After the Father's Day barbecue in Sunpatch Town, Nella and Dad Rowan walked into the theme park with smoke on their sleeves and the sweet smell of corn still clinging to them. Nella swung her tiny seed gift pouch and showed Dad the corn husk loop she had braided from the cookout scraps. At the roller coaster gate, Ferris Thimble polished his square green spectacles, tapped the striped ticket cuff on his wrist, and checked the latch twice.
"Welcome to the Whirligig Rocket," Ferris said. "We shall begin with careful order. Toes behind the yellow line. Hands ready. Breathing steady." Nella put her hand on the rail. "I can do steps," she said. But Ferris glanced at her seed pouch, then at the steep track, and decided one more safety talk would be wiser.
Ferris set out four wooden practice blocks and marched beside them. "Step one. Pause. Step two. Pause longer." The waiting coaster car clicked away empty, and the family behind the gate groaned while Dad's paper napkin, still smelling faintly of buns and barbecue sauce, flapped down the platform. Nella's shoulders drooped. Their turn was gone.
"I can fix this neatly," Ferris muttered, very sure of himself. He hurried off for a taller stepping stool and a fresh set of ride bands, but when he returned, the next line had filled the gate, and Nella and Dad were watching from a bench with sticky lemonade cups. Ferris stopped so fast his tail ring knocked the stool with a clack.
Nella slid the corn husk loop off her wrist and laid it on the bench between them. She touched four spots on the braid with one finger. "Look. Buckle. Breathe. Wave." Dad Rowan nodded. "Easy does it, sprout." Ferris stared at the little loop, then folded his paws instead of fussing with the stool.

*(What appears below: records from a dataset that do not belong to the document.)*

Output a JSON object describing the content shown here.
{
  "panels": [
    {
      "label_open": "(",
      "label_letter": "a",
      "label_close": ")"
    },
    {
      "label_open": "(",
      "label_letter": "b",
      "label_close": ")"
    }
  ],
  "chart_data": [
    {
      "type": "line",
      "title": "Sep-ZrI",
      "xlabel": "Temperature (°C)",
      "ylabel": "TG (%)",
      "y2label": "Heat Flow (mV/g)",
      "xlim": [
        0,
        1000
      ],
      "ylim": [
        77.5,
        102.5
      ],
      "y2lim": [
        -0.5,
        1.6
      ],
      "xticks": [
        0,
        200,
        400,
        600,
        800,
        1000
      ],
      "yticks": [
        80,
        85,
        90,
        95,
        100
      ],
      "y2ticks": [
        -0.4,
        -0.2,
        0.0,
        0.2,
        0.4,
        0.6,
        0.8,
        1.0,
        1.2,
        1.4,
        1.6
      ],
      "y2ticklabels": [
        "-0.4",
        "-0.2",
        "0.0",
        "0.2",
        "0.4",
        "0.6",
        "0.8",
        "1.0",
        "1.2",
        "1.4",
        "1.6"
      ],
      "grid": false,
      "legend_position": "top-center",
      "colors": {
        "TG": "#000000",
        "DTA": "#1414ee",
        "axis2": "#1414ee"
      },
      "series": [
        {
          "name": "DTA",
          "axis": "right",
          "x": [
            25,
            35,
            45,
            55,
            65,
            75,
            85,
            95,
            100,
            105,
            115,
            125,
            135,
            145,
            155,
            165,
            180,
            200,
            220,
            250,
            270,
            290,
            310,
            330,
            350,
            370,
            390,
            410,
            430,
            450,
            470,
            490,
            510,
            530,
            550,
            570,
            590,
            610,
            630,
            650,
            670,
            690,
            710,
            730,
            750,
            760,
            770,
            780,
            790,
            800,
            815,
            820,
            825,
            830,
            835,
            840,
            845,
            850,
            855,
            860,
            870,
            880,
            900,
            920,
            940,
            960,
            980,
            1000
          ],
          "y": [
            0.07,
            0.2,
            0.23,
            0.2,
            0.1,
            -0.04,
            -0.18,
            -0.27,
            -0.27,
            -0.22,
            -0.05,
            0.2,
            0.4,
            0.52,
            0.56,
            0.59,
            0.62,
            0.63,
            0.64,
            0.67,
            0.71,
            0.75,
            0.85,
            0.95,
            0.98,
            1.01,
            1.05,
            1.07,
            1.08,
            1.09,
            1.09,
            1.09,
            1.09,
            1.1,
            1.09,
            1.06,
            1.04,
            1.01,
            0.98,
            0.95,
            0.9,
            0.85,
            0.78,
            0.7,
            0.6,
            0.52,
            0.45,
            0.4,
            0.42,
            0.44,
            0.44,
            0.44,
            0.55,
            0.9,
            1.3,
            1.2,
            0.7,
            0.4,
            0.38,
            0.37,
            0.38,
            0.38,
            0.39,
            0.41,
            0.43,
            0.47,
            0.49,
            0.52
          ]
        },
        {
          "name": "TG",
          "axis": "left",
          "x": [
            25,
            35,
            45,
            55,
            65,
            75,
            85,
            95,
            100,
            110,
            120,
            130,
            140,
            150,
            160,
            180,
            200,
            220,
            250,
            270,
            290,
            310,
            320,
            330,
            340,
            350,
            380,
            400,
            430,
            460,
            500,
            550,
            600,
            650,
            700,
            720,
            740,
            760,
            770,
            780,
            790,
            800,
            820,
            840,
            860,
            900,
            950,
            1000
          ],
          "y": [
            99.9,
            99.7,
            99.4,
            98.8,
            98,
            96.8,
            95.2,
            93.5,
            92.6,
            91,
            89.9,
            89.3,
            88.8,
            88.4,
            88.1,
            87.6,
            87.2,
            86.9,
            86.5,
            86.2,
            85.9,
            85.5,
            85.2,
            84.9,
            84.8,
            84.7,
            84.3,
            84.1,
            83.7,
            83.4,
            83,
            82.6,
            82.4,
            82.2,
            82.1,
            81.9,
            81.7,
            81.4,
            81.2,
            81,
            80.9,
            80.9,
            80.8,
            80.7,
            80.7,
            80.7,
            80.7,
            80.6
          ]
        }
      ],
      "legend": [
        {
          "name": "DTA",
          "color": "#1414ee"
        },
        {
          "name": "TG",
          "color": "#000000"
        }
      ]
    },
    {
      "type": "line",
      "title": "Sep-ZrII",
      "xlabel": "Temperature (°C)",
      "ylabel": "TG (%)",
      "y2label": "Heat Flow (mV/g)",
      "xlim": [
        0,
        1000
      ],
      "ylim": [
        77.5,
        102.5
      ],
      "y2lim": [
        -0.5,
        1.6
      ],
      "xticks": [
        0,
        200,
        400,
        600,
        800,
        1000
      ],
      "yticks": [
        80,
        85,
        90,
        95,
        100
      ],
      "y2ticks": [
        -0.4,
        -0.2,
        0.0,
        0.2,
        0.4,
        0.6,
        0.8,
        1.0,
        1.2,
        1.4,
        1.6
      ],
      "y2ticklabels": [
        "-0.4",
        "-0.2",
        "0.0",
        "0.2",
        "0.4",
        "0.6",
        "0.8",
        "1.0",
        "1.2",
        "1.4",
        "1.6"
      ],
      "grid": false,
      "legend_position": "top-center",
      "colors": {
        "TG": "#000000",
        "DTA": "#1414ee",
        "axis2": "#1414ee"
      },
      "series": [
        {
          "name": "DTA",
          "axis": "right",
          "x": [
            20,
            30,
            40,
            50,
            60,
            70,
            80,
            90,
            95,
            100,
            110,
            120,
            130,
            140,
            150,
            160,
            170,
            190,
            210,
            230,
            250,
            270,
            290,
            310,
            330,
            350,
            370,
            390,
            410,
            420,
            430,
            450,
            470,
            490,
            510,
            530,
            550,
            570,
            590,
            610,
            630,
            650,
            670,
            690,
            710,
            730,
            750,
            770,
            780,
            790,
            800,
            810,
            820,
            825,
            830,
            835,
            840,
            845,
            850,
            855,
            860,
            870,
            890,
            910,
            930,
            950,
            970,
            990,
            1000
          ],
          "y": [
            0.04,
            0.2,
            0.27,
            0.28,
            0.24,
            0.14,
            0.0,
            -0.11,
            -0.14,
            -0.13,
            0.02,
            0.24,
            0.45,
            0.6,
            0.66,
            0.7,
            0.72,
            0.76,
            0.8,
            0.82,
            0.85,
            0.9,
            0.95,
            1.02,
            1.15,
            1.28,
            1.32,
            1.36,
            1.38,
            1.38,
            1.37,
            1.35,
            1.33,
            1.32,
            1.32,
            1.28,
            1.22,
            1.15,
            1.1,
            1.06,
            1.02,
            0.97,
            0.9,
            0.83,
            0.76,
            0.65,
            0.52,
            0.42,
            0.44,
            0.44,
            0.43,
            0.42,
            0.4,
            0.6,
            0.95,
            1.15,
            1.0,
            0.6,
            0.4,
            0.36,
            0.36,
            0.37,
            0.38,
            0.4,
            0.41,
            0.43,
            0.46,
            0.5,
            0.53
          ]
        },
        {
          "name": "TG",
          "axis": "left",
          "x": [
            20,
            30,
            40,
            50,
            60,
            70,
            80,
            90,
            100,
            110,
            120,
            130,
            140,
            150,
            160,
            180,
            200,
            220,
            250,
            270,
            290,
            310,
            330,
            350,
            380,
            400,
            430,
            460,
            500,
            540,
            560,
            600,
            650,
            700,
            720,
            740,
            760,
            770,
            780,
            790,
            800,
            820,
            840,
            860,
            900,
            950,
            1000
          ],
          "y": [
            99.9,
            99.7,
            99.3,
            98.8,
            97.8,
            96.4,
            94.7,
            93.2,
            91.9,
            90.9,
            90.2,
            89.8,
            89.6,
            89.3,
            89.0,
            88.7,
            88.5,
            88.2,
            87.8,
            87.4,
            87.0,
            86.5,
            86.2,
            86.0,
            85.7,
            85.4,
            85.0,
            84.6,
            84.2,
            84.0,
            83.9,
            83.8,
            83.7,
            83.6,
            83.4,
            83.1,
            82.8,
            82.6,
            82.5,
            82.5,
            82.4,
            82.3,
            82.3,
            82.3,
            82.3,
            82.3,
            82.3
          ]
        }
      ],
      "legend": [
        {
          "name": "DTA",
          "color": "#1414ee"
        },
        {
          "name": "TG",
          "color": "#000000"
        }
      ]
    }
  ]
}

Back at the gate, Ferris took one slow breath of his own. Then he tapped his brass button once for look, his ticket cuff for buckle, his chest for breathe, and lifted his paw for wave. Nella copied him. Dad copied him. The family behind them copied him too, and the line stopped fidgeting.
This time Ferris did not stop the train. He checked the bar, heard the clean click, and climbed into the last row with Dad Rowan and Nella. As the coaster dragged them up the first hill, Ferris gripped the side, then peeked past his spectacles. Below, the park lights trembled like a bowl of stars.
When the ride rolled back in, Ferris's vest was a little crooked and his careful whiskers had puffed out. He tied one fresh blue ride band through Nella's corn husk loop and hung it beside the gate. The seed pouch bumped softly against Nella's knee while the loop turned in the night breeze, straw and blue together.